Ладно, я помолчу. Но от намерений своих не откажусь. Я пойду в авиацию. Окончу школу и поступлю в училище. Авиация — это прогресс. Рано или поздно война кончится, и я буду водить воздушные корабли из Фрунзе в Москву, из Москвы в Париж, в Австралию, в Рио-де-Жанейро. Я не мог назвать ни одного моряка, танкиста или артиллериста Героя Советского Союза, но сколько их среди лётчиков! Покрышкин, Кожедуб, Талалихин, капитан Гастелло, братья Глинки, наконец, женщина Гризодубова, да разве всех перечислишь? Я окончу лётное, посбиваю с полсотни фашистов, получу Героя и пройду по всем улицам моей школьной поры. Я вразумлю всех бабок, я дней десять буду ходить взад-вперёд от Ленинградской до Пишпека в форме, с погонами, затянутый ремнём и со Звездой Героя.
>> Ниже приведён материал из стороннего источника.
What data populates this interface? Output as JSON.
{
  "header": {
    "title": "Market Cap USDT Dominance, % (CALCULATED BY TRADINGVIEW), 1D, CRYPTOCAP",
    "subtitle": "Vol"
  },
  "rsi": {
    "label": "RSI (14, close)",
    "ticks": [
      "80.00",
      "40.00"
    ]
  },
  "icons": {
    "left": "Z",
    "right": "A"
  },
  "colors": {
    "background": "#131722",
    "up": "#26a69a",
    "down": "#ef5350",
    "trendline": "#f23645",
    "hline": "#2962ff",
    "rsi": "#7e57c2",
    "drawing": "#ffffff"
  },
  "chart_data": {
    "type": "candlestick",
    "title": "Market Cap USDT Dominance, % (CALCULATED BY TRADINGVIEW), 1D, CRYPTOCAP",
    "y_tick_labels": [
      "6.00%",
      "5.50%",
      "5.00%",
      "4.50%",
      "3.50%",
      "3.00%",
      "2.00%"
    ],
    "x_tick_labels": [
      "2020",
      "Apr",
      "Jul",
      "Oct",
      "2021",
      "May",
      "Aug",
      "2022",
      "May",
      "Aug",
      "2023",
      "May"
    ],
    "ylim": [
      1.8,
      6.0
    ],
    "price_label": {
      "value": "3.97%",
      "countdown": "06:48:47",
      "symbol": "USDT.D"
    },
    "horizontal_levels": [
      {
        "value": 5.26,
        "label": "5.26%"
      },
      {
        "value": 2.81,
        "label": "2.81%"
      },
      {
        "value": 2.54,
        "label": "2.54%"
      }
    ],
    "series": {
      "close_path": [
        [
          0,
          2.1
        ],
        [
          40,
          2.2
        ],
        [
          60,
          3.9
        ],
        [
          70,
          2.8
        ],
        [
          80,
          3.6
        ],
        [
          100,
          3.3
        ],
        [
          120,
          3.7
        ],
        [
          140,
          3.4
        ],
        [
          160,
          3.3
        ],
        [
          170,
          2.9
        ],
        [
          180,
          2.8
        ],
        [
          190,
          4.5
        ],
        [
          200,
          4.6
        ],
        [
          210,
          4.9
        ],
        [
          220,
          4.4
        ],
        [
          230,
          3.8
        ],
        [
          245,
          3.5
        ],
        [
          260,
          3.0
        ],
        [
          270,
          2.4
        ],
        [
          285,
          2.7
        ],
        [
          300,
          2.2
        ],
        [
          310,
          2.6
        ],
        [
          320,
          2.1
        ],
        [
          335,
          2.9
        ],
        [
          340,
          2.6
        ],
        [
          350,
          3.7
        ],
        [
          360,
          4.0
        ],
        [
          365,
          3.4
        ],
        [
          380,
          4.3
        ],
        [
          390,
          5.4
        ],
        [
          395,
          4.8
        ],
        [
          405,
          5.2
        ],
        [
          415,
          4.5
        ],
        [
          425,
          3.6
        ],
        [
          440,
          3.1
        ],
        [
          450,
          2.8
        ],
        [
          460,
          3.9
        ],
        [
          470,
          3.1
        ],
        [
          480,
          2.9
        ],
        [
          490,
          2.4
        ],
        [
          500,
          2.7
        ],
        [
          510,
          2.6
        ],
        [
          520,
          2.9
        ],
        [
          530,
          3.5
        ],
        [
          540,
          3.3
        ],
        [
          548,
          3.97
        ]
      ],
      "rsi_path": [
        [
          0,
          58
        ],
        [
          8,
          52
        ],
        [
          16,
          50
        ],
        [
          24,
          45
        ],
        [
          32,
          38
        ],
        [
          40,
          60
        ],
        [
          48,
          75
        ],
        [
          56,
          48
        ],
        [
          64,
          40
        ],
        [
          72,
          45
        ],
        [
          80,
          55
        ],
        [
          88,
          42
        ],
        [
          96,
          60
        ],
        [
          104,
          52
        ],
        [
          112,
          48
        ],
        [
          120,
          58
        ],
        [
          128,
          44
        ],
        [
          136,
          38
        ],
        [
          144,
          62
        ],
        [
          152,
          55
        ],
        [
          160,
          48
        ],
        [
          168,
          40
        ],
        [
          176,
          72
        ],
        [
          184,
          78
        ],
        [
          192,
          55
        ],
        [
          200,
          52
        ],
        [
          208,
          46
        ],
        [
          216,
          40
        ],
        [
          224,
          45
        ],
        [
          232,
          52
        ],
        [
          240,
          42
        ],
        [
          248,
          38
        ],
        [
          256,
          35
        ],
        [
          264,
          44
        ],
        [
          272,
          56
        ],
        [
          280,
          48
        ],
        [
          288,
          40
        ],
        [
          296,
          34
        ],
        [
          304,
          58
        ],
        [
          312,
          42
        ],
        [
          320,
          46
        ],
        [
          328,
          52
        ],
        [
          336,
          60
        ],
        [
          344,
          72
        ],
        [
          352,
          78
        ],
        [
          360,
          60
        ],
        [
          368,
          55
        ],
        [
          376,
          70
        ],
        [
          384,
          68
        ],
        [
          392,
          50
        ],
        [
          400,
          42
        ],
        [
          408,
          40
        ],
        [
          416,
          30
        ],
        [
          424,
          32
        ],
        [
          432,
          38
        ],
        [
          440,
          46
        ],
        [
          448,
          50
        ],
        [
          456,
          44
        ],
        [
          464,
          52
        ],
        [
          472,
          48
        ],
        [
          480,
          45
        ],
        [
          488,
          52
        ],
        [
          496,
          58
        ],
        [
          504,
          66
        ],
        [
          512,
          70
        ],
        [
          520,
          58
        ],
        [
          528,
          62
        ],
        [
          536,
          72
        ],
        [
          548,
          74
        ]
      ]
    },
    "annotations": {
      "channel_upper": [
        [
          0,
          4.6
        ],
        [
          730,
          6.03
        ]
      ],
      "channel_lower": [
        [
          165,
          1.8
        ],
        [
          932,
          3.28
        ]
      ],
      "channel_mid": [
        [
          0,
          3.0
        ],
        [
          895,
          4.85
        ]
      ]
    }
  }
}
И пусть мне только попадётся тот недоносок, что гнал меня под автоматом по улицам, где я рос и вырос.
А в школе военрук Кравец, фронтовик, готовил меня в пехоту: будешь генералом, помяни моё слово, у тебя талант к тактике и стратегии. Кравец был ранен много раз, всё лицо в узлах и шрамах, половины челюсти нет, вместо нижней губы грубо пришитый лоскут кожи, вид прямо-таки пиратский. Гонял он нас без поблажек как настоящих бойцов. Военное дело было почти каждый день, стреляли в тире, рыли окопы, ячейки, ходили в атаку, изучали материально-техническую часть оружия, разбирали и собирали — на скорость! — винтовку, автомат, станковый пулемёт «максим». Соревновались класс с классом, школа со школой. Строевая подготовка, кроссы на три километра, преодоление полосы препятствий с полной боевой выкладкой. На парадах и смотрах я шагал впереди своей роты, в телогрейке, в кубанке, сапоги с отворотами, штаны с напуском — уличная наша, а также школьная форма сорок четвёртого года. Точно как у блатных. Во все времена так — диктует улица и шальной мир, снизу идёт мода.